The 2010-11 season, which will be announced next month, has already been booked; Sefton said that the number and scale of shows at UCLA Live's main venue, the 1,800-seat Royce Hall, will be "about the same," and characterized it as "a very strong year."
But the International Theatre Festival he originated in 2002 is the first casualty of what he calls "the new model." "A smaller one had been booked, that we had to unbook. The university wasn't going to proceed with the theater program and wanted to change the model, and that was of no interest to me," Sefton said.
Although Sefton's resignation was effective immediately, Waterman said he may stay on for a time as a performing arts advisor, making sure the new season is ushered in smoothly and having input on performance presentations by UCLA's academic departments. "I prize his intelligence in these matters," said the dean.

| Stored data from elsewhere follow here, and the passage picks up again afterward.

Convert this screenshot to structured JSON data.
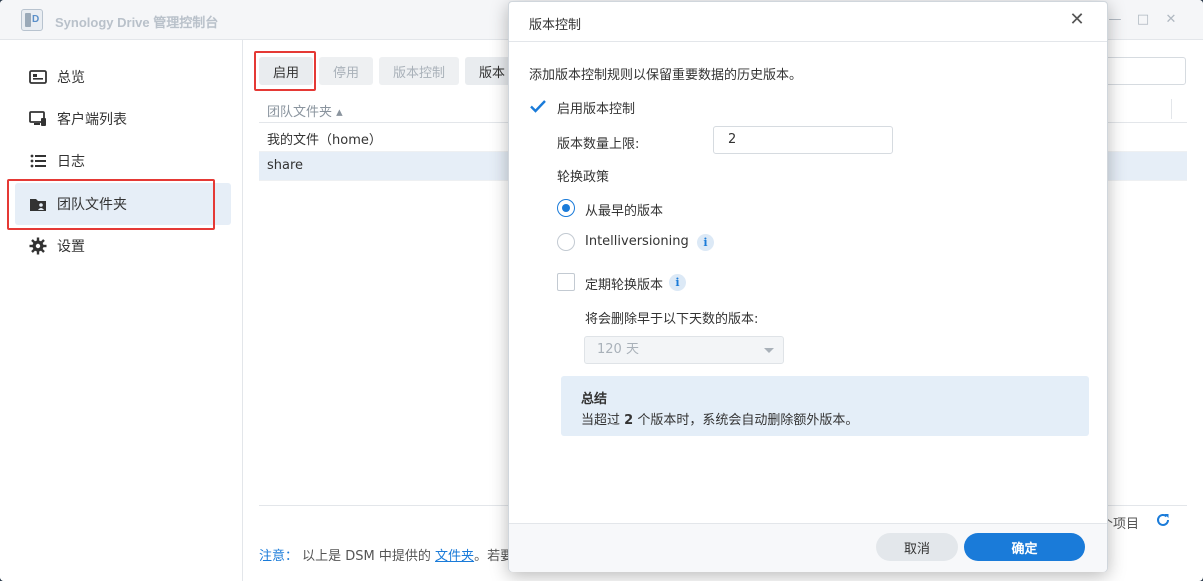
{
  "app": {
    "title": "Synology Drive 管理控制台"
  },
  "sidebar": {
    "items": [
      {
        "label": "总览",
        "icon": "overview-icon"
      },
      {
        "label": "客户端列表",
        "icon": "client-list-icon"
      },
      {
        "label": "日志",
        "icon": "log-icon"
      },
      {
        "label": "团队文件夹",
        "icon": "team-folder-icon"
      },
      {
        "label": "设置",
        "icon": "gear-icon"
      }
    ]
  },
  "toolbar": {
    "enable_label": "启用",
    "disable_label": "停用",
    "version_control_label": "版本控制",
    "partial_label": "版本"
  },
  "grid": {
    "header": "团队文件夹 ▴",
    "rows": [
      "我的文件（home）",
      "share"
    ],
    "footer_count": "个项目"
  },
  "note": {
    "label": "注意：",
    "text": "以上是 DSM 中提供的",
    "link": "文件夹",
    "suffix": "。若要"
  },
  "modal": {
    "title": "版本控制",
    "description": "添加版本控制规则以保留重要数据的历史版本。",
    "enable_checkbox_label": "启用版本控制",
    "max_versions_label": "版本数量上限:",
    "max_versions_value": "2",
    "rotation_label": "轮换政策",
    "radio_oldest_label": "从最早的版本",
    "radio_intelli_label": "Intelliversioning",
    "periodic_label": "定期轮换版本",
    "delete_days_label": "将会删除早于以下天数的版本:",
    "days_value": "120 天",
    "summary_title": "总结",
    "summary_prefix": "当超过",
    "summary_count": "2",
    "summary_suffix": "个版本时，系统会自动删除额外版本。",
    "cancel_label": "取消",
    "ok_label": "确定"
  },
  "colors": {
    "accent": "#1a7bd9",
    "highlight": "#e53935",
    "selected_row": "#e6eef7"
  }
}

Waterman, who will be interim director of UCLA Live, said he couldn't lay out any specifics about what changes might be afoot. "I want the program to remain, as it has been for years, full of unexpected, challenging, stimulating performances. We're certainly not going to start putting Broadway musicals on our stages to sell tickets. We're an arts program."
In a written statement announcing Sefton's departure, Waterman thanked him for "creating an innovative and visionary program, reinforcing UCLA's longstanding reputation as a leading center for the arts and culture….David is leaving a performing arts program that is respected around the world, and we are committed to maintaining and extending that reputation."
Sefton, 47, started out writing about music in his hometown of Liverpool, England, before branching into an impresario's role at small theaters. He was in charge of contemporary culture programs at London's South Bank Centre/Royal Festival Hall before being hired in 2000 as the fifth director of UCLA's series, which originated in 1937. Sefton renamed the series when he arrived; previously it was known as UCLA Performing Arts.
He joked early on that his role as he tried to boost an already extensive, high-profile program would be "creative troublemaker." His aim was a series that would be "locally popular … with global significance."
In the first season he chose, Sefton signaled a fresh programming push toward contemporary figures associated with the world of rock music. He tapped Elvis Costello as artist in residence, citing the British rocker's history of forays into classical, jazz and country music, and installed the influential and clangorous New York City rock band Sonic Youth as curators of a pop and rock festival called "All Tomorrow's Parties," after a song by the seminal American avant-garde rock band the Velvet Underground.
The International Theatre Festival witnessed such entries as Isabelle Huppert making her American stage debut in 2005. The show, performed in French, was "4:48 Psychosis," a forbidding drama that Sarah Kane originally wrote in English shortly before committing suicide, a fate foreshadowed by the work.